You could maybe try Passing Fancy Dazzleglass creme OR Smile Dazzleglass (both MAC). HTH




mturner0516 said:


> Anyone have any recs for an orange gloss?


----------



## MissTiffany2U (Mar 21, 2011)

I saw a look the other day that paired Vegas Volt with Lychee Luxe l/g... beautiful. I will be picking those two up this weekend.


----------



## EekaBoo (Mar 22, 2011)

MissTiffany2U said:


> I saw a look the other day that paired Vegas Volt with Lychee Luxe l/g... beautiful. I will be picking those two up this weekend.


 






 That sounds soo pretty. I gotta try that out as well.


----------



## iheartmakeup83 (Mar 22, 2011)

*I can't wait to rock my bright orange, pink, and purple lip colors. I have vegas volt, but I can never get it to work for me *


----------



## EngineerBarbie (Mar 23, 2011)

I'm really into coral and bright pink lips for spring.  Been using a lot of MAC Virgin Isle on my lips paired with Steppin' Out Dazzleglass.


----------



## preci0us2him (Mar 23, 2011)

So ready for orange, coral, and peach lips.


----------



## MAChostage (Mar 24, 2011)

Wear those lips, ladies!  It's not too early, it's now spring!  (I realize that some folks got snow again, though, yuck!)


----------



## DILLIGAF (Mar 24, 2011)

MAChostage said:


> Wear those lips, ladies!  It's not too early, it's now spring!  (I realize that some folks got snow again, though, yuck!)

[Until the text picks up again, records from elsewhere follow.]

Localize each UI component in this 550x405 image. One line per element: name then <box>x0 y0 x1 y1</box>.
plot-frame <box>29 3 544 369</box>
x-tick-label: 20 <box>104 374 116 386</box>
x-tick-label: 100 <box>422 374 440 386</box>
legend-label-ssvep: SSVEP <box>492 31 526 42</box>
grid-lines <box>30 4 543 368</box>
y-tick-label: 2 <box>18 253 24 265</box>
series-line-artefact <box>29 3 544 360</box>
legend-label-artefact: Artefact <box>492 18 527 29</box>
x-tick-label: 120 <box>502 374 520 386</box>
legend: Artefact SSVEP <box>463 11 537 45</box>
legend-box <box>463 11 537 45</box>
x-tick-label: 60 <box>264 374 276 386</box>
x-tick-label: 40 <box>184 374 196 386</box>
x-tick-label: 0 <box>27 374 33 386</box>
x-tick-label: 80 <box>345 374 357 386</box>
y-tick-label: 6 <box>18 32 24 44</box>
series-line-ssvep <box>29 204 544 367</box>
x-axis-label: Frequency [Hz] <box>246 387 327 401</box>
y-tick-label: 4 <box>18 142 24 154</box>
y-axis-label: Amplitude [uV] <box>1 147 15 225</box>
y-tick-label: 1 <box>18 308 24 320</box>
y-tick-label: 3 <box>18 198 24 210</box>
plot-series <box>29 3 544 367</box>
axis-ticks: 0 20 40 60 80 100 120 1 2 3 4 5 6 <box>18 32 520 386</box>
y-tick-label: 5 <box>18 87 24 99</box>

 	I'm on the way to the mall soon... rocking my Electro lips


----------



## antigone21 (Mar 25, 2011)

Does anyone have MAC So Chaud? I'm looking at it online and considering buying it. I would love if a WoC could post a picture of herself wearing it!


----------



## lexielex (Mar 26, 2011)

I'm pulling out the Vegas Volt this spring!


----------



## nonchalantbeaut (Mar 28, 2011)

Thanks to this thread, I went out and bought Vegas Volt lipstick to wear with Lychee Luxe lip glass, which I alread had. I love it!!!!! It's what I wanted Made to Order from last years coral collection to be. I also paired Show Orchid lipstick with Electric Fushia lip glass and it was so hot!!!!! I love bold, bright lips!!!


----------



## MissTiffany2U (Apr 2, 2011)

Finally got my Vegas Volt and Lychee Luxe... I LOVE it!! I'll be picking up Show Orchid next...


----------